City begins to reopen
The Holly Springs mayor and board of aldermen, in their May 5 meeting, discussed plans to bring back all employees to work sites, plus gradually opening the city back up for business.
Mayor Kelvin Buck said he had held Zoom meetings with local business owners, talked with them on the phone and participated in four phone conference meetings with Gov. Tate Reeves and mayors around the state.
"These meetings and conversations have provided me with good information and a basic draft to produce a plan to open back up our city," Buck said.
The plan will partially reopen most businesses and city offices starting this week.
The mayor and board of aldermen approved and released Executive Order 6 last week and then Executive Order 7 was approved and released Monday. The documents spell out the required precautions businesses and individuals are required to adhere to until the executive orders are changed.
The latest executive order includes the reopening of barber shops, hair and nail salons, and fitness centers/exercise gyms with limitations.
The two latest executive orders are included, in full, in this week's edition of The South Reporter. See page 6.
The current 9 p.m. to 5 a.m. curfew remains in place until further notice, according to Mayor Buck. "We continue to request
your cooperation and most of all your prayers for our community and all who face this crisis around the world," he said.
City workers went back to work in staggered shifts Monday, May 11. Restaurants could open for inside seating at 50 percent capacity, and bank lobbies could open with social distancing.
Alderman Mark Miller said the board also discussed, in the recent city board meeting, opening the lobby at the Holly Springs Utility Department, taking in one customer at a time.
City employees would travel one per truck and take breaks and lunches separately, Miller said.
"The biggest thing is letting our businesses open back up," he said.
"We're trying to ease back into it."
Ward 1 alderman Bernita Fountain said, "It has been rough during this pandemic but we wanted to do the best we could to ensure the citizens' safety. I'm looking forward to opening the city back up, but we have to do it with the utmost caution. We have to put safety first.
"I think phasing it in will reduce overcrowding and I think we will be in line with the state and open as soon as possible but safely."
Fountain has been concerned for the salons and other small businesses that have been hurting.
"These self-employed people, they are hurting," she said. "It has been a concern of mine."
Fountain said if the COVID-19 gets out of control or the numbers of new cases rise, the city could have to scale the opening back.
"People know the guidelines," she said. "Everybody has been doing this for more than a month and they know to wash their hands, to social distance, to wear masks. Our businesses can manage that."
Fountain said the Zoom board meetings have worked well.
"We have been able to accomplish anything we can do in person," she said.
The city has been paying employees while they have been sheltering in place.

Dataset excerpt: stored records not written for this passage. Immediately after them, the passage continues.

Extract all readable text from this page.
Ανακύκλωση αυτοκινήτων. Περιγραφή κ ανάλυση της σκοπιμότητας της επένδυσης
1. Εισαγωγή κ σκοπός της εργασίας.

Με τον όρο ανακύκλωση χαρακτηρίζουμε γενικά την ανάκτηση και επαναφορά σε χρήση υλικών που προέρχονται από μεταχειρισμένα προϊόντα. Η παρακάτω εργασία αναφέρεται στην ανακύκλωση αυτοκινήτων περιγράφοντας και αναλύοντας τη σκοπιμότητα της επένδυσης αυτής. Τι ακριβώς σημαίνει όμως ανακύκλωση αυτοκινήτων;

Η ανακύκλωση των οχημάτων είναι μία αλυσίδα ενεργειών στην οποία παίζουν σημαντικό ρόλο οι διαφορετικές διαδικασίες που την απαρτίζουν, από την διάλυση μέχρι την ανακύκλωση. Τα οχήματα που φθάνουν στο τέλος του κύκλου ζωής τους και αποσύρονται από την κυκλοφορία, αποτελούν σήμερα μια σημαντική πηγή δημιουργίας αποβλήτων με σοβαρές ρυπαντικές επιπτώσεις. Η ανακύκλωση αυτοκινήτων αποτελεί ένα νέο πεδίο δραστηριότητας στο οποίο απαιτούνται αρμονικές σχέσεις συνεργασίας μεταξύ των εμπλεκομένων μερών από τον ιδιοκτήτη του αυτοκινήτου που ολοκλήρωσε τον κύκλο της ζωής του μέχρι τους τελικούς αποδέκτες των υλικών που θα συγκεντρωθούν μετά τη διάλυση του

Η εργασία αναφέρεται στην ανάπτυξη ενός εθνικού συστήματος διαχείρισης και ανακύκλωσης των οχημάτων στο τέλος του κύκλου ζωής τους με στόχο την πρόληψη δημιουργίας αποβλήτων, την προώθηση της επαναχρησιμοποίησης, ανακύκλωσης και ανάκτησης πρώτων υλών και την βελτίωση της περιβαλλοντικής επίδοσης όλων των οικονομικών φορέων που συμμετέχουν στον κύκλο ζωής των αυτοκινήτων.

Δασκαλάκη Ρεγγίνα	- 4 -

In other business, the board of aldermen:
• approved Freeport warehouse exemptions for Maurey Manufacturing Corp., Lund Coating Technologies, KP Building Products, Sullivan Metals, CITE Armored,
TLC World Wide Logistics, Cooper Truck Line, American Pacific, and Parker Hannifin Corp.

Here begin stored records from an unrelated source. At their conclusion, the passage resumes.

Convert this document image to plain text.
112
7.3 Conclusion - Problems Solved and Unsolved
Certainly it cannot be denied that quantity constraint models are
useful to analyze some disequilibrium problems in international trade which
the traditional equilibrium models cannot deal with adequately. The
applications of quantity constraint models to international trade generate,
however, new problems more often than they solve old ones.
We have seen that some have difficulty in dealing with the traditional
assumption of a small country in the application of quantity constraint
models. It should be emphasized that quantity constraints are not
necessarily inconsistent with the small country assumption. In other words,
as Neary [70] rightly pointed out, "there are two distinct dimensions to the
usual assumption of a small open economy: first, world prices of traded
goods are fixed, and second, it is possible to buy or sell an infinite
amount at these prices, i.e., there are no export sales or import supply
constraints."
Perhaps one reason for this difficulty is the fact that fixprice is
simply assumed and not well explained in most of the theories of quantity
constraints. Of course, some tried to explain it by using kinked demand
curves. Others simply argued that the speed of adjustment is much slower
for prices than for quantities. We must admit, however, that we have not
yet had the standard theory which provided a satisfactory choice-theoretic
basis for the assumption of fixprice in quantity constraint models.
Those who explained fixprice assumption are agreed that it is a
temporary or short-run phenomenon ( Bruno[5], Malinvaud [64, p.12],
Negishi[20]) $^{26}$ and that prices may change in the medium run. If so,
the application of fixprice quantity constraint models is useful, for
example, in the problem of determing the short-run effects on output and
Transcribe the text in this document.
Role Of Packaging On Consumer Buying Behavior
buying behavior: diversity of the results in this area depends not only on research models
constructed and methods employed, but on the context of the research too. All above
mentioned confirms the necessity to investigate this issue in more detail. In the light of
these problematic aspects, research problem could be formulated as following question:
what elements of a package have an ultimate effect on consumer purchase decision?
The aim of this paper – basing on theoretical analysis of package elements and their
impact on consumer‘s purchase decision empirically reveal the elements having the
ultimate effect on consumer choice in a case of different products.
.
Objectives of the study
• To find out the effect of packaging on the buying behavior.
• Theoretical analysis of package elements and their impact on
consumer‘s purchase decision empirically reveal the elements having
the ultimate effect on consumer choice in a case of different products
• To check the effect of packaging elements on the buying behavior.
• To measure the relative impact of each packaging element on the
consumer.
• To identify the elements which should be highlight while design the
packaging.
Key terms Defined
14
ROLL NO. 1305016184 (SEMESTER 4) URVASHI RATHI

• approved a pay claim for $2,261 to Slaughter & Associates for creating an annexation plan. The plan has been filed with the court.

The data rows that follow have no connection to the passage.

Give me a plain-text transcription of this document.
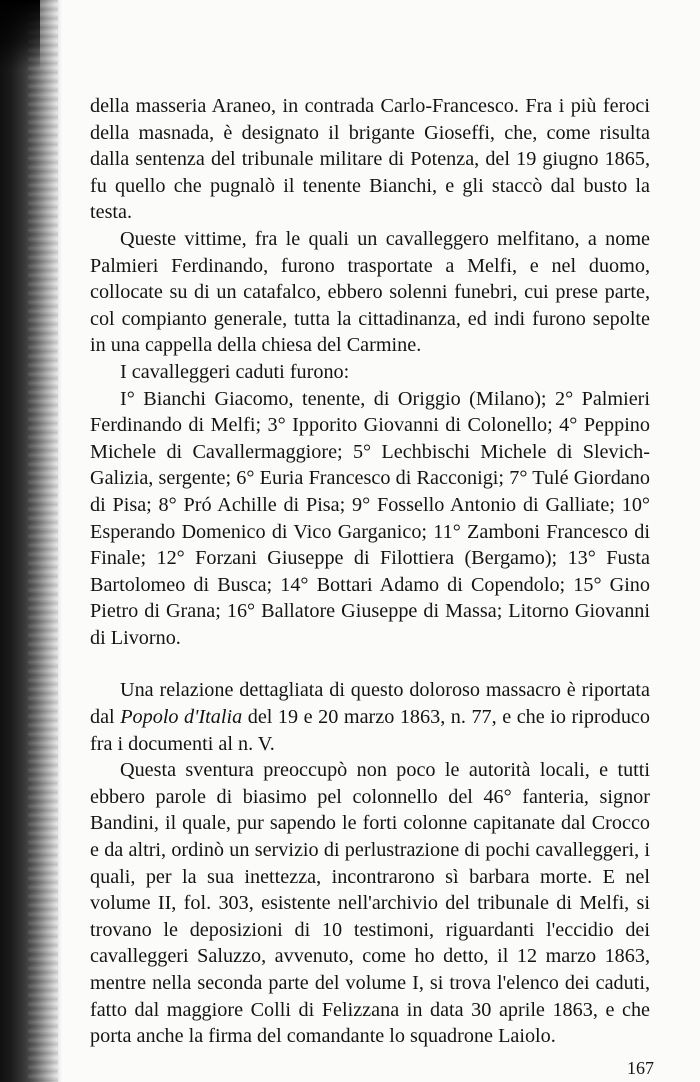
della masseria Araneo, in contrada Carlo-Francesco. Fra i più feroci della masnada, è designato il brigante Gioseffi, che, come risulta dalla sentenza del tribunale militare di Potenza, del 19 giugno 1865, fu quello che pugnalò il tenente Bianchi, e gli staccò dal busto la testa.

Queste vittime, fra le quali un cavalleggero melfitano, a nome Palmieri Ferdinando, furono trasportate a Melfi, e nel duomo, collocate su di un catafalco, ebbero solenni funebri, cui prese parte, col compianto generale, tutta la cittadinanza, ed indi furono sepolte in una cappella della chiesa del Carmine.

I cavalleggeri caduti furono:

I° Bianchi Giacomo, tenente, di Origgio (Milano); 2° Palmieri Ferdinando di Melfi; 3° Ipporito Giovanni di Colonello; 4° Peppino Michele di Cavallermaggiore; 5° Lechbischi Michele di Slevich-Galizia, sergente; 6° Euria Francesco di Racconigi; 7° Tulé Giordano di Pisa; 8° Pró Achille di Pisa; 9° Fossello Antonio di Galliate; 10° Esperando Domenico di Vico Garganico; 11° Zamboni Francesco di Finale; 12° Forzani Giuseppe di Filottiera (Bergamo); 13° Fusta Bartolomeo di Busca; 14° Bottari Adamo di Copendolo; 15° Gino Pietro di Grana; 16° Ballatore Giuseppe di Massa; Litorno Giovanni di Livorno.

Una relazione dettagliata di questo doloroso massacro è riportata dal Popolo d'Italia del 19 e 20 marzo 1863, n. 77, e che io riproduco fra i documenti al n. V.

Questa sventura preoccupò non poco le autorità locali, e tutti ebbero parole di biasimo pel colonnello del 46° fanteria, signor Bandini, il quale, pur sapendo le forti colonne capitanate dal Crocco e da altri, ordinò un servizio di perlustrazione di pochi cavalleggeri, i quali, per la sua inettezza, incontrarono sì barbara morte. E nel volume II, fol. 303, esistente nell'archivio del tribunale di Melfi, si trovano le deposizioni di 10 testimoni, riguardanti l'eccidio dei cavalleggeri Saluzzo, avvenuto, come ho detto, il 12 marzo 1863, mentre nella seconda parte del volume I, si trova l'elenco dei caduti, fatto dal maggiore Colli di Felizzana in data 30 aprile 1863, e che porta anche la firma del comandante lo squadrone Laiolo.

167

• approved filing a resolution for an application for a Community Development Block Grant for drainage improvements.
• approved a CAP loan application for the Holly Springs Fire Department addition and renovation. The plan includes a sleeping quarters and a safe stairwell as a shelter for storms.
• approved a claim for $32,540 from U.S. Lawns for the downtown green space landscaping project.
• approved a claim from Ste-Bil Grading for $84,286 for an erosion control project at Rising Star Road. The city will be reimbursed for $63,215.
• discussed the replacement of the roof on Frazier I at the Sims School campus. Leaking water from the air conditioning system caused damage to both the decking and the roof. The cost to replace the roof is estimated to be in the $40,000 range. G.S. (Selden) Contractors has offered a quote on the job.